I Giovine affermano che il loro scopo era quello di dare ‘uniformità e semplicità’ alla scrittura barese e citano due punti importanti: aver aggiornato il suono di ìe in ìi e citano il termine gardìedde che diventa gardìidde e chiariscono che è inutile l’uso della j, quella che noi chiamavano i lunga ed ora i giovani gèi.

Peppino Franco nel suo volume “Le poesie sportive” (Levante Bari, 1973) scriveva gardijdde; Giuseppe Romito nel suo “Dizionario della lingua barese” (Levante Bari, 1985) gardijdde; Enrica e Lorenzo Gentile per il loro “Nuovo dizionario dei baresi. Italiano-Barese/Barese-Italiano” gardèddre (Levante Bari, 2007).

Dal volume “BARI MITO” a cura di Luigi Sada, Carlo Scorcia e Vincenzo Valente (Japigia Editrice Bari, 1970): «Questa raccolta di apoftegmi baresi e di simboli relativi ai numeri del giuoco del Lotto si compone di una introduzione di Luigi Sada sul loro significato demopsicologico, dei testi curati da Carlo Scorcia, delle rilevazioni linguistiche e note etimologiche di Vincenzo Valente», chiaramente - lo dico solo per Livalca - gli apoftegmi sono gli aforismi, ma ora voglio proporvi un numero, l’89, che secondo il lotto barese rappresenta la vecchia e le fave:

SADA, SCORCIA, VALENTE scrive la vécchie, le fave
GIUSEPPE ROMITO “ la vecchie, le fave
ENRICA E LORENZO GENTILE “ la vècchie, le fave
AFREDO E FELICE GIOVINE “ la vécchie, le fave

‘Invecchia male chi pensa di restare sempre giovane’, può essere trasfuso, riferito al dialetto, in quello che scrisse nel lontano 1964 Alfredo Giovine: ”Avverto che ogni mio orientamento passato che possa risultare in contrasto con il presente opuscolo va ridimensionato alla luce delle mie nuove conoscenze” e per non essere accusato di ‘Giovinismo’ vi riporto una perentoria affermazione di Nicola Zingarelli (sempre meno conosciuto, non ho detto ‘consultato’, dalla nostra ‘mègghie gevendù’) che nel 1935 sottolineava: “…il mio vocabolario, a distanza di pochi anni dalla pubblicazione, mi pareva invecchiato e bisognava dunque rifarlo in parte, oltre che ricorreggerlo…” e, solo per non mettere in Croce (Pescasseroli, L’Aquila 1866- Napoli 1952) quel Benedetto uomo, dico a quel ‘bbuène fìgghie’ di Giancane che, grazie alla mia ‘discreta’ memoria retroattiva, mi sono ricordato di aver scritto nella notte dei tempi, su un giornale locale, del dialetto riportando un pensiero del filosofo, storico e critico apparso nel 1903 sulla rivista “La Critica” da lui fondata: ”Perché contestare i diritti della poesia dialettale?
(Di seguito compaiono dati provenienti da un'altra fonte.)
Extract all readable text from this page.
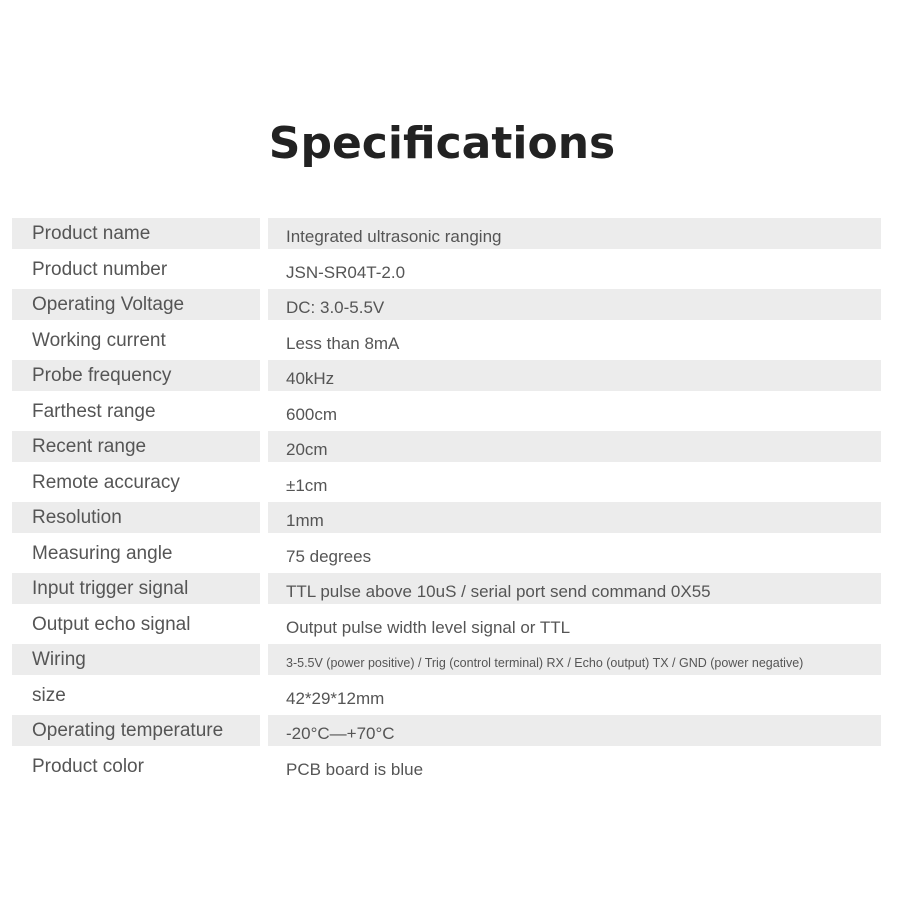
Specifications
Product name	Integrated ultrasonic ranging
Product number	JSN-SR04T-2.0
Operating Voltage	DC: 3.0-5.5V
Working current	Less than 8mA
Probe frequency	40kHz
Farthest range	600cm
Recent range	20cm
Remote accuracy	±1cm
Resolution	1mm
Measuring angle	75 degrees
Input trigger signal	TTL pulse above 10uS / serial port send command 0X55
Output echo signal	Output pulse width level signal or TTL
Wiring	3-5.5V (power positive) / Trig (control terminal) RX / Echo (output) TX / GND (power negative)
size	42*29*12mm
Operating temperature	-20°C—+70°C
Product color	PCB board is blue
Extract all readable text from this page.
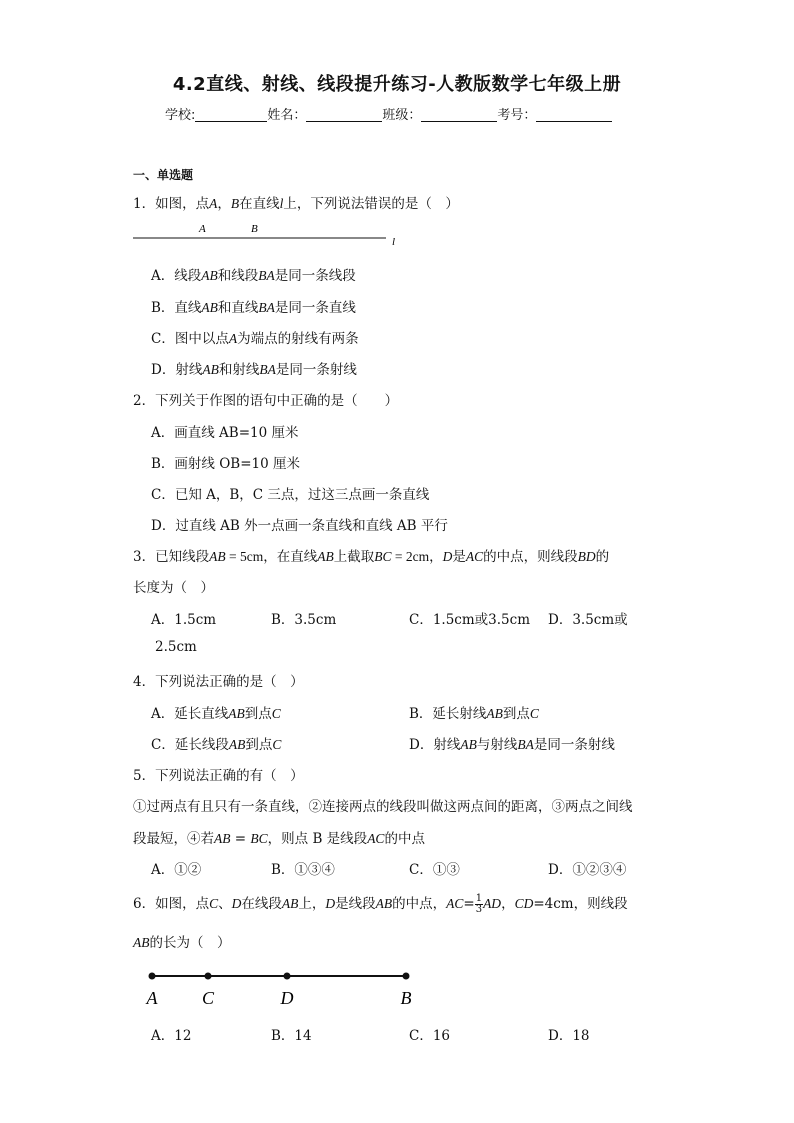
4.2直线、射线、线段提升练习-人教版数学七年级上册
学校:	姓名：	班级：	考号：
一、单选题
1．如图，点A，B在直线l上，下列说法错误的是（　）
A	B
l
A．线段AB和线段BA是同一条线段
B．直线AB和直线BA是同一条直线
C．图中以点A为端点的射线有两条
D．射线AB和射线BA是同一条射线
2．下列关于作图的语句中正确的是（　　）
A．画直线 AB=10 厘米
B．画射线 OB=10 厘米
C．已知 A，B，C 三点，过这三点画一条直线
D．过直线 AB 外一点画一条直线和直线 AB 平行
3．已知线段AB = 5cm，在直线AB上截取BC = 2cm，D是AC的中点，则线段BD的
长度为（　）
A．1.5cm	B．3.5cm	C．1.5cm或3.5cm D．3.5cm或
2.5cm
4．下列说法正确的是（　）
A．延长直线AB到点C	B．延长射线AB到点C
C．延长线段AB到点C	D．射线AB与射线BA是同一条射线
5．下列说法正确的有（　）
①过两点有且只有一条直线，②连接两点的线段叫做这两点间的距离，③两点之间线
段最短，④若AB = BC，则点 B 是线段AC的中点
A．①②	B．①③④	C．①③	D．①②③④
6．如图，点C、D在线段AB上，D是线段AB的中点，$AC= \frac{1}{3}$ AD，CD=4cm，则线段
AB的长为（　）
A C	D	B
A．12	B．14	C．16	D．18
Come si può impedire di scrivere e poetare in dialetto? Molta parte della nostra anima è dialetto, come tanta altra parte è fatta dal latino, greco, antico linguaggio italiano e lingue straniere”. Solo per pochi intimi preciso che Giancane nella sua prefazione-approvazione al libro di Alfredo Giovine cita Benedetto Croce tra coloro che consideravano il dialetto lingua ‘minor’.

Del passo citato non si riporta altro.